"Fatima", portrait sensible d'une femme de l'ombre

Elle travaille sans baisser les bras, tombe et se relève. "Fatima" de Philippe Faucon, qui sort en Belgique le 7 octobre, dresse le portrait sensible et émouvant d'une femme de ménage immigrée, femme de l'ombre courageuse au combat quotidien.

Fatima, 44 ans, vit seule en France avec ses deux filles, Souad, une adolescente de 15 ans révoltée, et Nesrine, 18 ans, qui débute des études de médecine.

Maîtrisant mal le français, cette immigrée algérienne a du mal à communiquer avec ses filles et avec l'extérieur, dans une société dont elle ne connaît pas les codes.

Pour payer les études de ses filles, elle enchaîne les ménages en horaires décalés, dans une maison bourgeoise ou dans une école.

Mais un jour, elle fait une chute dans l'escalier.
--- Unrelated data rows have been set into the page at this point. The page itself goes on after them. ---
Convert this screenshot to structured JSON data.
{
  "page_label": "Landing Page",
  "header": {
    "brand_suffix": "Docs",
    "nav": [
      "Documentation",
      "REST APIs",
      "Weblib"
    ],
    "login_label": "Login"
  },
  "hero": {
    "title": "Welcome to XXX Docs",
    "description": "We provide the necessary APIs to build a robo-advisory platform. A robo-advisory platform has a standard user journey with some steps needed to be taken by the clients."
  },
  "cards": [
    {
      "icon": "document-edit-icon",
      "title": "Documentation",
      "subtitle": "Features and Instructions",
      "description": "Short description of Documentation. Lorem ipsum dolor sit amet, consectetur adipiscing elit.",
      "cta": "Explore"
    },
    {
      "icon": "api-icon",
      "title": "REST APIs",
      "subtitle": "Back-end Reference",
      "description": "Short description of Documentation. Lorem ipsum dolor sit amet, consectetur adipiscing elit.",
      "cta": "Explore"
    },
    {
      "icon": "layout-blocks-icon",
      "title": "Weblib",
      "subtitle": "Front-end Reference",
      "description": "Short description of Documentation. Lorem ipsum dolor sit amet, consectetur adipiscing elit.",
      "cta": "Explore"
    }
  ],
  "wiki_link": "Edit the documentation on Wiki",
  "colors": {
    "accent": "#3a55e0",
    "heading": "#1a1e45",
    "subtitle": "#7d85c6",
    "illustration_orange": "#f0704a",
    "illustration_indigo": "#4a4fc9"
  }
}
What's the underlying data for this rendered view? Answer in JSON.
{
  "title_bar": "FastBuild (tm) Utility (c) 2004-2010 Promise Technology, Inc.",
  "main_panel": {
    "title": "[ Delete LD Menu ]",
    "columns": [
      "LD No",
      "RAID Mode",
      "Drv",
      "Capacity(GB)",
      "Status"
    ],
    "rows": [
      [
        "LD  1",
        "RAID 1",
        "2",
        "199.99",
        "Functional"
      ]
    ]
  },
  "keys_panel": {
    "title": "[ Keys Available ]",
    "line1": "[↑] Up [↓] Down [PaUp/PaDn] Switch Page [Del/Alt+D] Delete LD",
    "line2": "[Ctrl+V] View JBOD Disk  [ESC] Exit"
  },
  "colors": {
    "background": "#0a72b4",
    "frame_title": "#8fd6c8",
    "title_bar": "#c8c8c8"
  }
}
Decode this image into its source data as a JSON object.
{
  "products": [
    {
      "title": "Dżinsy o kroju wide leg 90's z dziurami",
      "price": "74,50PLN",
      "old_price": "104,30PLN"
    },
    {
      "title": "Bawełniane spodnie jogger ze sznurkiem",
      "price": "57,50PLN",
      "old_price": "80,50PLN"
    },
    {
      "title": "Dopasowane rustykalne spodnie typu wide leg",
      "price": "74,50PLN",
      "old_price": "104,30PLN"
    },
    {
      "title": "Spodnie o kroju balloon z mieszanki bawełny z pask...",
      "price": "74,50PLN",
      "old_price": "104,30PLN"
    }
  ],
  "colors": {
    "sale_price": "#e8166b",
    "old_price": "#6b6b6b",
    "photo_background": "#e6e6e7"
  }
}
N'arrivant plus à travailler, elle se met alors à écrire en arabe tout ce qu'elle n'a pas réussi à dire jusque là.

Adaptation des livres autobiographiques "Prière à la lune" (2006) et "Enfin, je peux marcher seule" (2011) de la Marocaine Fatima Elayoubi, le film de Philippe Faucon ("La Désintégration") raconte, dans un style épuré et sans pathos, la vie de ces femmes nombreuses dans la société, mais qui restent souvent des invisibles.

"Ce qui m'intéressait, c'était de montrer ces femmes qui n'ont pas beaucoup de place sur les écrans, qu'on ne voit pas très souvent, et de raconter cette espèce d'entêtement, d'obstination, ce quotidien qui est le leur", a expliqué à l'AFP le réalisateur au dernier Festival de Cannes, où le film était présenté dans la section parallèle de la Quinzaine des réalisateurs.

"Ce sont des situations qui m'intéressent parce qu'elles me renvoient à ma propre histoire familiale", poursuit le cinéaste né au Maroc, qui explique "avoir eu des grands-parents qui ne parlaient pas le français, une mère qui ne parlait pas le français dans son enfance."

'La société ne nous connaît pas'

En suivant au plus près les petits moments du quotidien de Fatima, de ménages à l'aube en cours d'alphabétisation, de travaux domestiques en nouvelles heures de ménage, le réalisateur construit un film aux situations simples mais d'une grande justesse.

Pour lui, "c'est un peu l'histoire de l'accomplissement d'une personnalité (...), avec des moyens très farouches, d'une façon très obstinée, et dans un jeu de miroir avec ses deux filles".

Si le film dresse le portrait de Fatima, il parle aussi d'une autre génération, celle de ses filles: Nesrine (Zita Hanrot), au français châtié, dont sa mère espère qu'elle pourra réussir par les études, et Souad (Kenza Noah Aïche), dont le parler de banlieue paraît tout aussi étranger à Fatima.

"J'en ai marre de cette vie de rien", lance Souad, dont la violence reflète celle subie par Fatima. "Je préfère voler que de nettoyer la merde des autres comme toi."

"Sois fière des Fatima", lui répond indirectement sa mère, à travers les mots qu'elle couche sur le papier, et grâce auxquels elle retrouve sa dignité.

La vie de Fatima (interprétée par Soria Zeroual, qui n'est pas actrice mais femme de ménage dans la vie) "est mon histoire", a expliqué à l'AFP Fatima Elayoubi.

En écrivant, "je parle de mes enfants, je parle de la barrière de la langue, je parle de cette souffrance, de cette femme qui est moi Fatima, mais on est beaucoup, on est nombreuses", ajoute-t-elle.

"Je parle de toutes les femmes qui ne parlent pas la langue, qui travaillent dans l'ombre."

Avec ce film, Philippe Faucon "a fait sortir cette femme à la lumière, il a présenté son courage, son audace, ses rêves", se réjouit-elle. Parce que, dit-elle, "la société ne nous connaît pas".